Underpinning the chance of agreement is broad support for the principle of paying care workers more, for two main reasons:

  • The ‘social care’ argument accepts that better pay is critical to improving the sector’s chronic recruitment problems, which in recent years have only been alleviated by bringing in 230,000 workers from overseas. That route is now closed, and better pay is the only game in town.

  • The ‘social justice’ argument accepts that it’s unfair to pay care workers so poorly for doing a critical and difficult job. A recent report from the Health Foundation found that 1 in 5 residential care workers in the UK is in poverty, more than 1 in 10 risks going without food, and 15% rely on Universal Credit.

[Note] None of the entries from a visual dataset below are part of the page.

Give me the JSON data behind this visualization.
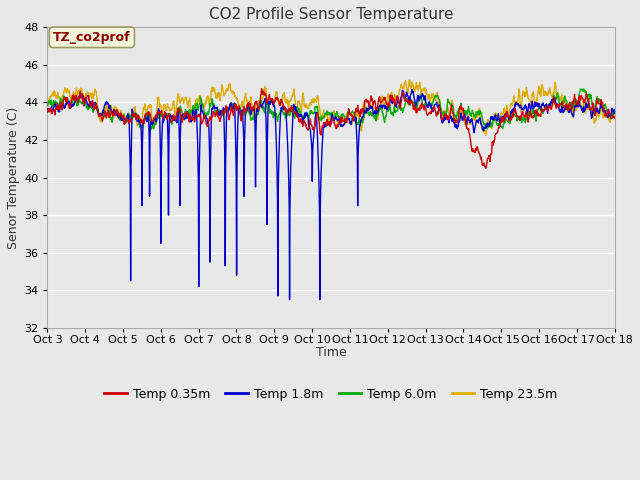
{
  "title": "CO2 Profile Sensor Temperature",
  "ylabel": "Senor Temperature (C)",
  "xlabel": "Time",
  "annotation_text": "TZ_co2prof",
  "annotation_color": "#880000",
  "annotation_bg": "#f5f5dc",
  "annotation_border": "#999966",
  "ylim": [
    32,
    48
  ],
  "yticks": [
    32,
    34,
    36,
    38,
    40,
    42,
    44,
    46,
    48
  ],
  "fig_bg": "#e8e8e8",
  "plot_bg": "#e8e8e8",
  "grid_color": "#ffffff",
  "series": [
    {
      "label": "Temp 0.35m",
      "color": "#cc0000"
    },
    {
      "label": "Temp 1.8m",
      "color": "#0000cc"
    },
    {
      "label": "Temp 6.0m",
      "color": "#00aa00"
    },
    {
      "label": "Temp 23.5m",
      "color": "#ddaa00"
    }
  ],
  "x_tick_labels": [
    "Oct 3",
    "Oct 4",
    "Oct 5",
    "Oct 6",
    "Oct 7",
    "Oct 8",
    "Oct 9",
    "Oct 10",
    "Oct 11",
    "Oct 12",
    "Oct 13",
    "Oct 14",
    "Oct 15",
    "Oct 16",
    "Oct 17",
    "Oct 18"
  ],
  "title_fontsize": 11,
  "label_fontsize": 9,
  "tick_fontsize": 8,
  "legend_fontsize": 9
}
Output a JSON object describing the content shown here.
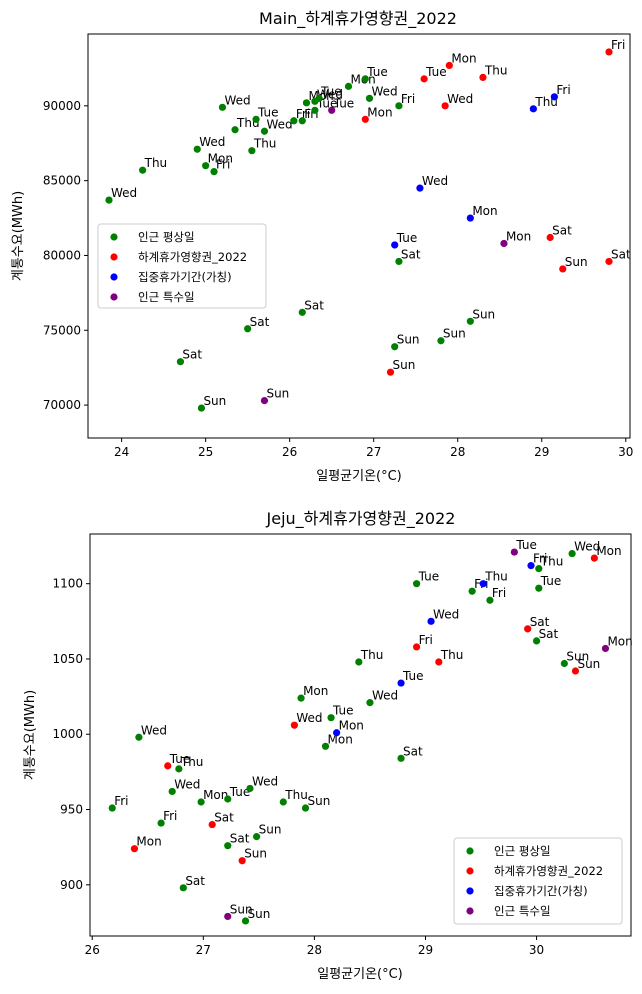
{
  "colors": {
    "인근 평상일": "#008000",
    "하계휴가영향권_2022": "#ff0000",
    "집중휴가기간(가칭)": "#0000ff",
    "인근 특수일": "#800080"
  },
  "chart_data": [
    {
      "type": "scatter",
      "title": "Main_하계휴가영향권_2022",
      "xlabel": "일평균기온(°C)",
      "ylabel": "계통수요(MWh)",
      "xlim": [
        23.6,
        30.05
      ],
      "ylim": [
        67800,
        94800
      ],
      "xticks": [
        24,
        25,
        26,
        27,
        28,
        29,
        30
      ],
      "yticks": [
        70000,
        75000,
        80000,
        85000,
        90000
      ],
      "legend_position": "center-left",
      "legend": [
        "인근 평상일",
        "하계휴가영향권_2022",
        "집중휴가기간(가칭)",
        "인근 특수일"
      ],
      "series": [
        {
          "name": "인근 평상일",
          "points": [
            {
              "x": 23.85,
              "y": 83700,
              "label": "Wed"
            },
            {
              "x": 24.25,
              "y": 85700,
              "label": "Thu"
            },
            {
              "x": 24.7,
              "y": 72900,
              "label": "Sat"
            },
            {
              "x": 24.9,
              "y": 87100,
              "label": "Wed"
            },
            {
              "x": 24.95,
              "y": 69800,
              "label": "Sun"
            },
            {
              "x": 25.0,
              "y": 86000,
              "label": "Mon"
            },
            {
              "x": 25.1,
              "y": 85600,
              "label": "Fri"
            },
            {
              "x": 25.2,
              "y": 89900,
              "label": "Wed"
            },
            {
              "x": 25.35,
              "y": 88400,
              "label": "Thu"
            },
            {
              "x": 25.5,
              "y": 75100,
              "label": "Sat"
            },
            {
              "x": 25.55,
              "y": 87000,
              "label": "Thu"
            },
            {
              "x": 25.6,
              "y": 89100,
              "label": "Tue"
            },
            {
              "x": 25.7,
              "y": 88300,
              "label": "Wed"
            },
            {
              "x": 26.05,
              "y": 89000,
              "label": "Fri"
            },
            {
              "x": 26.15,
              "y": 89000,
              "label": "Fri"
            },
            {
              "x": 26.15,
              "y": 76200,
              "label": "Sat"
            },
            {
              "x": 26.2,
              "y": 90200,
              "label": "Mon"
            },
            {
              "x": 26.3,
              "y": 90300,
              "label": "Wed"
            },
            {
              "x": 26.3,
              "y": 89700,
              "label": "Tue"
            },
            {
              "x": 26.35,
              "y": 90500,
              "label": "Tue"
            },
            {
              "x": 26.7,
              "y": 91300,
              "label": "Mon"
            },
            {
              "x": 26.9,
              "y": 91800,
              "label": "Tue"
            },
            {
              "x": 26.95,
              "y": 90500,
              "label": "Wed"
            },
            {
              "x": 27.25,
              "y": 73900,
              "label": "Sun"
            },
            {
              "x": 27.3,
              "y": 90000,
              "label": "Fri"
            },
            {
              "x": 27.3,
              "y": 79600,
              "label": "Sat"
            },
            {
              "x": 27.8,
              "y": 74300,
              "label": "Sun"
            },
            {
              "x": 28.15,
              "y": 75600,
              "label": "Sun"
            }
          ]
        },
        {
          "name": "하계휴가영향권_2022",
          "points": [
            {
              "x": 26.9,
              "y": 89100,
              "label": "Mon"
            },
            {
              "x": 27.2,
              "y": 72200,
              "label": "Sun"
            },
            {
              "x": 27.6,
              "y": 91800,
              "label": "Tue"
            },
            {
              "x": 27.85,
              "y": 90000,
              "label": "Wed"
            },
            {
              "x": 27.9,
              "y": 92700,
              "label": "Mon"
            },
            {
              "x": 28.3,
              "y": 91900,
              "label": "Thu"
            },
            {
              "x": 29.1,
              "y": 81200,
              "label": "Sat"
            },
            {
              "x": 29.25,
              "y": 79100,
              "label": "Sun"
            },
            {
              "x": 29.8,
              "y": 79600,
              "label": "Sat"
            },
            {
              "x": 29.8,
              "y": 93600,
              "label": "Fri"
            }
          ]
        },
        {
          "name": "집중휴가기간(가칭)",
          "points": [
            {
              "x": 27.25,
              "y": 80700,
              "label": "Tue"
            },
            {
              "x": 27.55,
              "y": 84500,
              "label": "Wed"
            },
            {
              "x": 28.15,
              "y": 82500,
              "label": "Mon"
            },
            {
              "x": 28.9,
              "y": 89800,
              "label": "Thu"
            },
            {
              "x": 29.15,
              "y": 90600,
              "label": "Fri"
            }
          ]
        },
        {
          "name": "인근 특수일",
          "points": [
            {
              "x": 25.7,
              "y": 70300,
              "label": "Sun"
            },
            {
              "x": 26.5,
              "y": 89700,
              "label": "Tue"
            },
            {
              "x": 28.55,
              "y": 80800,
              "label": "Mon"
            }
          ]
        }
      ]
    },
    {
      "type": "scatter",
      "title": "Jeju_하계휴가영향권_2022",
      "xlabel": "일평균기온(°C)",
      "ylabel": "계통수요(MWh)",
      "xlim": [
        25.98,
        30.85
      ],
      "ylim": [
        866,
        1133
      ],
      "xticks": [
        26,
        27,
        28,
        29,
        30
      ],
      "yticks": [
        900,
        950,
        1000,
        1050,
        1100
      ],
      "legend_position": "lower-right",
      "legend": [
        "인근 평상일",
        "하계휴가영향권_2022",
        "집중휴가기간(가칭)",
        "인근 특수일"
      ],
      "series": [
        {
          "name": "인근 평상일",
          "points": [
            {
              "x": 26.18,
              "y": 951,
              "label": "Fri"
            },
            {
              "x": 26.42,
              "y": 998,
              "label": "Wed"
            },
            {
              "x": 26.62,
              "y": 941,
              "label": "Fri"
            },
            {
              "x": 26.72,
              "y": 962,
              "label": "Wed"
            },
            {
              "x": 26.78,
              "y": 977,
              "label": "Thu"
            },
            {
              "x": 26.82,
              "y": 898,
              "label": "Sat"
            },
            {
              "x": 26.98,
              "y": 955,
              "label": "Mon"
            },
            {
              "x": 27.22,
              "y": 957,
              "label": "Tue"
            },
            {
              "x": 27.22,
              "y": 926,
              "label": "Sat"
            },
            {
              "x": 27.42,
              "y": 964,
              "label": "Wed"
            },
            {
              "x": 27.38,
              "y": 876,
              "label": "Sun"
            },
            {
              "x": 27.48,
              "y": 932,
              "label": "Sun"
            },
            {
              "x": 27.72,
              "y": 955,
              "label": "Thu"
            },
            {
              "x": 27.88,
              "y": 1024,
              "label": "Mon"
            },
            {
              "x": 27.92,
              "y": 951,
              "label": "Sun"
            },
            {
              "x": 28.1,
              "y": 992,
              "label": "Mon"
            },
            {
              "x": 28.15,
              "y": 1011,
              "label": "Tue"
            },
            {
              "x": 28.4,
              "y": 1048,
              "label": "Thu"
            },
            {
              "x": 28.5,
              "y": 1021,
              "label": "Wed"
            },
            {
              "x": 28.78,
              "y": 984,
              "label": "Sat"
            },
            {
              "x": 28.92,
              "y": 1100,
              "label": "Tue"
            },
            {
              "x": 29.42,
              "y": 1095,
              "label": "Fri"
            },
            {
              "x": 29.58,
              "y": 1089,
              "label": "Fri"
            },
            {
              "x": 30.0,
              "y": 1062,
              "label": "Sat"
            },
            {
              "x": 30.02,
              "y": 1097,
              "label": "Tue"
            },
            {
              "x": 30.02,
              "y": 1110,
              "label": "Thu"
            },
            {
              "x": 30.25,
              "y": 1047,
              "label": "Sun"
            },
            {
              "x": 30.32,
              "y": 1120,
              "label": "Wed"
            }
          ]
        },
        {
          "name": "하계휴가영향권_2022",
          "points": [
            {
              "x": 26.38,
              "y": 924,
              "label": "Mon"
            },
            {
              "x": 26.68,
              "y": 979,
              "label": "Tue"
            },
            {
              "x": 27.08,
              "y": 940,
              "label": "Sat"
            },
            {
              "x": 27.35,
              "y": 916,
              "label": "Sun"
            },
            {
              "x": 27.82,
              "y": 1006,
              "label": "Wed"
            },
            {
              "x": 28.92,
              "y": 1058,
              "label": "Fri"
            },
            {
              "x": 29.12,
              "y": 1048,
              "label": "Thu"
            },
            {
              "x": 29.92,
              "y": 1070,
              "label": "Sat"
            },
            {
              "x": 30.35,
              "y": 1042,
              "label": "Sun"
            },
            {
              "x": 30.52,
              "y": 1117,
              "label": "Mon"
            }
          ]
        },
        {
          "name": "집중휴가기간(가칭)",
          "points": [
            {
              "x": 28.2,
              "y": 1001,
              "label": "Mon"
            },
            {
              "x": 28.78,
              "y": 1034,
              "label": "Tue"
            },
            {
              "x": 29.05,
              "y": 1075,
              "label": "Wed"
            },
            {
              "x": 29.52,
              "y": 1100,
              "label": "Thu"
            },
            {
              "x": 29.95,
              "y": 1112,
              "label": "Fri"
            }
          ]
        },
        {
          "name": "인근 특수일",
          "points": [
            {
              "x": 27.22,
              "y": 879,
              "label": "Sun"
            },
            {
              "x": 29.8,
              "y": 1121,
              "label": "Tue"
            },
            {
              "x": 30.62,
              "y": 1057,
              "label": "Mon"
            }
          ]
        }
      ]
    }
  ]
}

But even if these are broadly shared beliefs on all sides, there is nowhere near consensus about the scale of the change needed in response and, critically, who will pay for it. Logically, it’s clear that the costs will have to fall in some proportion on four groups: care providers, local authorities, people who fund their own care, and the government.

Providers argue they can’t afford any additional costs, particularly after the increase in employers National Insurance at the last budget. In this, they have support from the government’s own impact assessment, which says they have limited capacity to bear additional costs through reduced profits or improved efficiency.

What about local authorities? They commission most social care and so, in theory, could meet the costs of higher care worker wages by paying providers higher fees. This has in fact been a general trend for a decade. However, local authorities are scarcely in a better financial position themselves, with 4 in 5 already overspending on social care.

People who fund their own care (around a quarter of home care and a third of residential care) could also pay higher fees. The fairness of this will be questioned because self-funders already subsidise local authority funded care. They do not, however, have much of a collective voice so the question is how much they will be heard at the negotiating table.

Finally, the government could pay the costs from general taxation, most obviously by funding local authorities to pay higher fees to providers. Understandably, this is the preferred – indeed expected – solution from other players. We know there is money set aside in the current spending review to do this, though the government is being incredibly coy about how much this is.

Whoever ends up footing the bill, crudely the general effect is to transfer funding from better off groups to poorly paid care workers: care providers are a mix of small and large private businesses, with a minority of not-for-profits; self-funders by definition have income and assets above the means test threshold; local and national government generates income though asset and wealth-based taxation. So a fair pay agreement will be progressive, tackling that issue of social justice. It also looks like good politics: the first pay increases for thousands of lower-paid workers should arrive in 2028, which might well be a general election year.

But will it be good for social care? It should ease recruitment difficulties, with the extent depending on the size of the pay increase. However, it must do it in a way that stabilises the sector rather than weakens it. It must not overturn existing wage structures (for example by reducing even further the differential between lower paid staff and more senior/more experienced workers). It must not create financial or administrative burdens that might put providers out of business or force them to cut corners in other areas (for example by reducing the number of staff). And it must be sustainable for many years, not just one. It must be judged by its effect on the overall quality of social care experienced by people who use it.

That’s a tough bargain to strike. The negotiating body will have its work cut out to find it – but the government will need to ensure that it does.